As New Zealand’s population continues to grow, and the land available to build houses on quarter-acre sections shrinks, one of our best options is to build upwards instead of outwards. This is resulting in many unit title properties being listed on the market. Problems can arise as a result of this as not everyone has encountered a unit title before. It is important for a potential buyer to understand not only how this type of ownership works, but also what is involved in the day-to-day life of owning a unit title.
What is a unit title?
Unit titles are regulated by the Unit Titles Act 2010 (“the Act”) and the Unit Titles Regulations 2011 (“the Regulations”). The Act sets out that a unit title allows a person to own a principal unit, which is defined as a unit that is designed as a place of residence or business – for example, an apartment or office block. A unit title also allows the owner to own an accessory unit/s, which can include areas such as carparks and storage spaces. Both the principal and accessory units must be shown on the unit plan.
An interesting feature of a unit title that is not seen in other types of ownership structures is that an owner of a unit title will share common areas with the other unit title owners. Using an apartment as an example, this area can include such spaces as elevators, corridors, swimming pools and gardens.
It is important for potential purchasers of a unit title to be aware that, not only will they have to pay the normal Regional and District Council rates, but they will also have to pay an annual levy to the body corporate. This annual levy is used by the body corporate for the upkeep of the common areas, as well as any maintenance on the building itself.
As stated at the start of this article, a unit title can be either stratum in freehold or stratum in leasehold. This is determined by whether the land that the building sits on is owned by the collective unit title owners or by a third party. In the case of the latter, the body corporate will pay rent to the third party for the use of the land.
Every person who owns a unit title automatically becomes a member of that building’s body corporate. A body corporate has several powers and duties which are set out in the Act. Importantly, these powers and duties include, among others, setting and enforcing the operational rules, preparing the annual financial statements and ensuring that the building and common areas are adequately maintained and repaired when necessary.
While every unit title owner forms part of the body corporate, there are a number of additional roles that can be held within the body corporate.
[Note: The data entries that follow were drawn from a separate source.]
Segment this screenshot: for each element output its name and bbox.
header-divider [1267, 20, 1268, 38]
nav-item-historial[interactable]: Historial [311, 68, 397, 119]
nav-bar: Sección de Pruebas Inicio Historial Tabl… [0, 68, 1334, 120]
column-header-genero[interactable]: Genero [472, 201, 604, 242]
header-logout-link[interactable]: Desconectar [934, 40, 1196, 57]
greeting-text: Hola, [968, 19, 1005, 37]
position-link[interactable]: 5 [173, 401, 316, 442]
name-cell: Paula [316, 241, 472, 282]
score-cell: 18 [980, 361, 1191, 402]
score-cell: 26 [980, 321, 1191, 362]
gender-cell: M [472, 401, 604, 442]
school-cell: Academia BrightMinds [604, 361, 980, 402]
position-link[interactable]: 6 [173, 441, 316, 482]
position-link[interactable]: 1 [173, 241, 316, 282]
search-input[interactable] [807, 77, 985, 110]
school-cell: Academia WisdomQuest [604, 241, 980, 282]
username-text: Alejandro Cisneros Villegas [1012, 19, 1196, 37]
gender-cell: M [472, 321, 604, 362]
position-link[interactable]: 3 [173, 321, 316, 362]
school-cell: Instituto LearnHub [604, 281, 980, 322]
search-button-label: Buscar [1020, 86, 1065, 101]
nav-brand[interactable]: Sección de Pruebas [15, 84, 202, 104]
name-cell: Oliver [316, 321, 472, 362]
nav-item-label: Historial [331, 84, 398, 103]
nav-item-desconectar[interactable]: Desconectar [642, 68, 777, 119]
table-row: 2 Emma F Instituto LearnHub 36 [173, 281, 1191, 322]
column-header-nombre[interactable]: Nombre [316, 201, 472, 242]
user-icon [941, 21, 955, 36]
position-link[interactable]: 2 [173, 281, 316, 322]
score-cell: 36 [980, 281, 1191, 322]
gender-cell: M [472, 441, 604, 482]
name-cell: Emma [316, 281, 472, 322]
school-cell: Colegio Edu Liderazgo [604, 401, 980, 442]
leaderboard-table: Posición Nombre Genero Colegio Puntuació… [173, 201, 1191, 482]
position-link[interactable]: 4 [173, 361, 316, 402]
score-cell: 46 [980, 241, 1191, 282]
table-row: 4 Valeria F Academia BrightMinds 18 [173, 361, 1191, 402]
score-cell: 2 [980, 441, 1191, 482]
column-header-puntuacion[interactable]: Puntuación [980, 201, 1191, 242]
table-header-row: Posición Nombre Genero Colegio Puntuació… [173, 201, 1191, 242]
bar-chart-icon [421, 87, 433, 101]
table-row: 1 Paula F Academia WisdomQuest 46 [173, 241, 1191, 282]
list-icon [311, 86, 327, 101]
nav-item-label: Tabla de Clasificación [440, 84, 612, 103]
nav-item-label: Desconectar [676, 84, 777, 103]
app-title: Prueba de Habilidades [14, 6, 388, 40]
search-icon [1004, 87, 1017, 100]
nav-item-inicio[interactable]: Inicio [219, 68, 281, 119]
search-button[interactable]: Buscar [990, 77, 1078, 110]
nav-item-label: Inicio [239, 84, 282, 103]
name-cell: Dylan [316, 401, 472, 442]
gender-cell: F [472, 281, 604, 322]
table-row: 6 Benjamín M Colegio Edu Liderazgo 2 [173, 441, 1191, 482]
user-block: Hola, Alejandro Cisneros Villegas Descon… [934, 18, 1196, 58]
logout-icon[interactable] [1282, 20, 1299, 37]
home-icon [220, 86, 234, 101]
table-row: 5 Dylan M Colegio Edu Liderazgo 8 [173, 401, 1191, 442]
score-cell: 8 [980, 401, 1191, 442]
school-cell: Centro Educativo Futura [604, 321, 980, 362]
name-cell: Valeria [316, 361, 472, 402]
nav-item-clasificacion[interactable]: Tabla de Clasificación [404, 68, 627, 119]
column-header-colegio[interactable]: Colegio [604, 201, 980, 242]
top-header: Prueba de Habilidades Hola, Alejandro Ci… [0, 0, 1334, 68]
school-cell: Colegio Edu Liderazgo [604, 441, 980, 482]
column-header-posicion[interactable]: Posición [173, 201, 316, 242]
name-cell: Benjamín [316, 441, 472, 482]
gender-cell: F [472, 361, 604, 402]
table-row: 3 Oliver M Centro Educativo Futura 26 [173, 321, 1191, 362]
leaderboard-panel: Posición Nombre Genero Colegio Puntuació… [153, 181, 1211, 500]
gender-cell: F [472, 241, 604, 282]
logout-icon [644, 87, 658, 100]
These roles include the body corporate chairperson and the body corporate committee. Both the chairperson and the members of the committee are elected during the annual body corporate meetings. As stated in the Act, a body corporate must hold a meeting at least once a year, where the owners of the unit titles each get to vote on any issues raised.
The body corporate chairperson has several specific duties which are set out in the Regulations. Some of these duties include preparing the agenda and minutes for each meeting, keeping the financial accounts and records, and signing documents on behalf of the body corporate. If the body corporate chooses to elect a body corporate committee, it must set out exactly what it wishes to empower said committee to do. Any decisions made by the committee must be by majority vote.
Pre-contract and pre-settlement disclosure statements
Not only is the ownership of a unit title different from that of a freehold or cross lease estates, but the process of selling or purchasing a unit title requires a few additional steps from that of a freehold or cross lease transaction.
Importantly, the vendor of a unit title must provide a prospective purchaser with both a pre-contract disclosure statement and a pre-settlement disclosure statement. The pre-contract disclosure statement provides a purchaser with information about the property before an Agreement for Sale and Purchase is signed by either party. The information included in the statement is set out in the Regulations. It includes information such as the amount of the contribution levied by the body corporate for the unit, the details of any proposed maintenance on the building including how the body corporate will fund said maintenance, the body corporate rules, and whether the unit or common property has any water tightness issues.
A pre-settlement disclosure statement must also be provided to a purchaser at least five working days before settlement of the property occurs. This statement provides more detailed information to a purchaser, including the body corporate number, the amount and due date of any unpaid levies and fees, and whether there have been any changes to the body corporate operational rules since the pre-contract disclosure statement. Again, the information that must be contained in the pre-settlement disclosure statement is set out in the Regulations.
While selling or purchasing a unit title can be somewhat intimidating due to the list of additional steps in the transaction itself, as well as the duties and responsibilities involved in owning a unit title, we hope that this article has provided some insight into how they operate, and what a purchaser might expect upon purchasing a unit title. The message we need to convey is “see us at as earlier stage in the process as possible”. Our guidance should remove any concerns you may have regarding this form of ownership. It is the way of the future.